2010 MazdaSpeed 3 will start smoothly only if revved before shutting off

mazda
mazdaspeed3

#1

My 2010 MazdaSpeed 3 (turbo charged, ~75K miles) will have difficulty starting after prolonged (>2hrs) sitting with engine off (no difference with changes in outside temperature). I would either have to crank for a very long time or crank multiple times (at least twice) before engine will turn on. No other problems (idle is smooth).

I have done simple maintenance (brand new K&N air filter, new spark plugs, new battery, MAF sensor cleaning). I took it to dealer and they have done extensive testing on fuel pump system with no luck. They recommended decarbonizing service ($150), made no difference.

Only pattern I’ve noticed is if I rev the engine before shutting off, even after sitting overnight, the engine will start right away without any problem. Modern fuel injection engine… Can’t figure it out.

I don’t know much about cars and any help would be much appreciated!


#2

Try this: Turn the key to the “on” position, then off. Then try to start it. It sounds like you aren’t getting proper fuel pressure at start-up.


#3

I agree, either improper fuel pressure or maybe a leaky injector.


#4

It worked! Without revving prior to turning off the engine. I turned to on position then off then car started right up. Does this mean my fuel pump needs to be replaced? In other words what are the possible causes of improper fuel pressure at startup? Thanks a bunch for your help!


#5

Actually to be more precise, the engine started up with a slight roughness.


#6

@Isaac Kim: The problem could be the pump, or something else could be causing the system to lose pressure overnight, such as a leaky injector. How’s your fuel economy? Is your check engine light on?


#7
Only pattern I've noticed is if I rev the engine before shutting off

About the only thing I can add is revving a turbo engine when you shut it off is really bad for the turbo.


#8

My fuel economy has not changed at about 25mpg. No check engine light.

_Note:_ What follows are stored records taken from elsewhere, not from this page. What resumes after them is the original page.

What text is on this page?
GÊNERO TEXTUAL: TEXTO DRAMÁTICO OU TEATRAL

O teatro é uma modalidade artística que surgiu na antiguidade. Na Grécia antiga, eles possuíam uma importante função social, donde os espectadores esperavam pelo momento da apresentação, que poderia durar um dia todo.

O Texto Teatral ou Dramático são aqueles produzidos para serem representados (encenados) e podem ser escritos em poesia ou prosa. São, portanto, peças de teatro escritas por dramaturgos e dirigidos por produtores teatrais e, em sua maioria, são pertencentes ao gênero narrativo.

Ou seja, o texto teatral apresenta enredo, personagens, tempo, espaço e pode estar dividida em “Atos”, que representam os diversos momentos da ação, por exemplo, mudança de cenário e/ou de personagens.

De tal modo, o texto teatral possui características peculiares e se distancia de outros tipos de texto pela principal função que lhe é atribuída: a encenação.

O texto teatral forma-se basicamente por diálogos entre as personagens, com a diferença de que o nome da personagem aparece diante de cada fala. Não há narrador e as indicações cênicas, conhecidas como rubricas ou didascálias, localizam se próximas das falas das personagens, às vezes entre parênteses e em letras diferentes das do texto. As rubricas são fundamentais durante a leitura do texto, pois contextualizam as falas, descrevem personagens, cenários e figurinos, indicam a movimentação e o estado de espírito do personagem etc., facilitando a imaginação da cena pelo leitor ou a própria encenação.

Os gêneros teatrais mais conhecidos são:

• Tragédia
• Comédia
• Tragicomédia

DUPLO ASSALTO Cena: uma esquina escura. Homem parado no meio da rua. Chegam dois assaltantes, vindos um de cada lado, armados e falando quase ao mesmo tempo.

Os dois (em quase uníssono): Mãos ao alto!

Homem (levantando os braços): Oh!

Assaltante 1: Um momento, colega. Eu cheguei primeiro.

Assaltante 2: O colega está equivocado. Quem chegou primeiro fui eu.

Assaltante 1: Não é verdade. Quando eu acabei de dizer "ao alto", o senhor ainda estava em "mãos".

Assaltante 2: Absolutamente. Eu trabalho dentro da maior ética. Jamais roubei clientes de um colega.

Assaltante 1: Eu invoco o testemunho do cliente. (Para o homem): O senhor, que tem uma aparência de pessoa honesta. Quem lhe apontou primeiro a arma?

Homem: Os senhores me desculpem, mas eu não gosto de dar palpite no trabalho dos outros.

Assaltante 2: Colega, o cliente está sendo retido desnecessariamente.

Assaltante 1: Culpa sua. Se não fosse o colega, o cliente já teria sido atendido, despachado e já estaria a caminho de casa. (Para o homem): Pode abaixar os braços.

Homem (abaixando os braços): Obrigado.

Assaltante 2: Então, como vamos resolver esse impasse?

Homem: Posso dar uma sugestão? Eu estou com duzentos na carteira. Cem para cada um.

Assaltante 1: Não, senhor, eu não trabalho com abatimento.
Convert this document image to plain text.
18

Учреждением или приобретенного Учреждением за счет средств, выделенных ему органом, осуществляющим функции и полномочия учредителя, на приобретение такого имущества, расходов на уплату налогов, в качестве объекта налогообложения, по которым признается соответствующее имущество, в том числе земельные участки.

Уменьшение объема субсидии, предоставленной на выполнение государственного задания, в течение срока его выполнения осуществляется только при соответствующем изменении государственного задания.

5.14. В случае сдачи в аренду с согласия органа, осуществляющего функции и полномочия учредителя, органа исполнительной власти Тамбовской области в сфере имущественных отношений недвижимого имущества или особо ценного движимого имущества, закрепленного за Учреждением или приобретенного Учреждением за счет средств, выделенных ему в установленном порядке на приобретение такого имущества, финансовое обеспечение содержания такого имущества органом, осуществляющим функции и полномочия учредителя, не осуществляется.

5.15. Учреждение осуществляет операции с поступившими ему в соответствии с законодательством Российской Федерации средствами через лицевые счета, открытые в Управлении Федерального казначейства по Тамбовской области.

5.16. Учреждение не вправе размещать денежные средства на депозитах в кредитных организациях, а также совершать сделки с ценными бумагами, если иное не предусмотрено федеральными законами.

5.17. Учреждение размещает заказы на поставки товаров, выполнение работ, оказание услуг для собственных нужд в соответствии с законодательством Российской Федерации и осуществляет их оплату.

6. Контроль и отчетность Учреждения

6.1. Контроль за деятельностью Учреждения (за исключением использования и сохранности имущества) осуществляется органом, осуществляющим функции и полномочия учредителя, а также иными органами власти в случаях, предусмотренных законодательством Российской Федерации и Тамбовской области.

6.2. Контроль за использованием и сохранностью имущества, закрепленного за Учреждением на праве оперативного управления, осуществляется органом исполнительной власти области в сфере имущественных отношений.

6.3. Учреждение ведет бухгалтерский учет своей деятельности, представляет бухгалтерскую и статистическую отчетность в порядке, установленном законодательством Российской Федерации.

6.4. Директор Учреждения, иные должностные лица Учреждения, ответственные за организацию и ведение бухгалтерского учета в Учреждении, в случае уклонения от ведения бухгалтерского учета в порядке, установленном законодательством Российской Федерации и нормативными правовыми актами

What I don’t get is that the dealer told me an extensive testing on the fuel system was done with normal fuel pressure readings at: 1. ignition to on position with engine off, 2. residual fuel pressure after 5 min, 3. engine running at idle. I guess somehow I’m losing residual fuel pressure more than 5 minutes after ignition is put to off position.


#9

You need need to have it tested after it sits more than 2 hours. It’s either the pump or leaky injector. Find a good indy mechanic.


#10

Not an uncommon problem. The fuel rail is supposed to remain pressurized when you turn the engine off. It is sort of like a balloon with ports at each end. A good balloon, you pump it up and it stays pumped up, right? Yours is leaking somehow or the other. One end of the fuel rail is the fuel pump, which has a check valve which prevents the pressure from leaking back into the gas tank. The other end are the fuel injectors, which are not supposed to leak even a drop with the engine off. On a 2010 I’d suspect the check valve first. Usually the check valve is part of the pump assembly.


#11

Arrg! I’m so frustrated. Another $130 in diagnostics at the dealer with no diagnosis. They swear the fuel pressure holds after prolonged (~2-3hr) time with engine off. I do know that this issue is somewhat intermittent. Only reason I keep going back to dealer is I want this covered by my extended warranty since this is a certified owned car… Any advice? Do I need to just ride until this becomes a more permanent problem? I only have about 3,000 miles to go until warranty runs out…


#12

Is it hard to start (normal - no double keying) every time after sitting overnight? Has it sat overnight at the dealer for them to witness this?


#13

I doubt that too many vehicles actually hold their fuel pressure overnight. They should, however, remain full of fuel. Thus re-pressurization is rather immediate when you turn the key. Even so the pressure can certainly hold for a very long time. Perhaps it would be worth it to buy a fuel pressure gauge (though some auto parts stores have them in loaner tool programs). and do some checking yourself.

I can tell you that on my own car (which is much older and not a Mazda), the last time I checked if the car is fully up to temperature the residual fuels pressure bleeds of pretty rapidly. In hot weather it will have rough hot re-starts. But if I just check it while cold, the residual fuel pressure holds quite well. In neither case will it hold completely over night. But I don’t have any cold restart problems. Perhaps the shop has only checked it all while cold.

You did say that you tried the key on - then off - then start and it started but roughly. The next time, do the key on - off several times. Minimum of 3 or perhaps 1/2 doz to be sure. With a fuel pressure gauge on it you can actually watch what kind of pressure it gets on each turn. (From zero pressure after sitting overnight, mine doesn’t max out until the 3rd time). If a series of on-off key turns gets it to start right up smoothly, then I’d be quite confident that it is a residual fuel issue and you are ending up with a dry fuel rail. (and obviously no pressure). That’s often from a bad check valve - but obviously not bad enough to show up on routine checks.


#14

I had an old vehicle that did this and I just built the new starting protocol into my morning routine.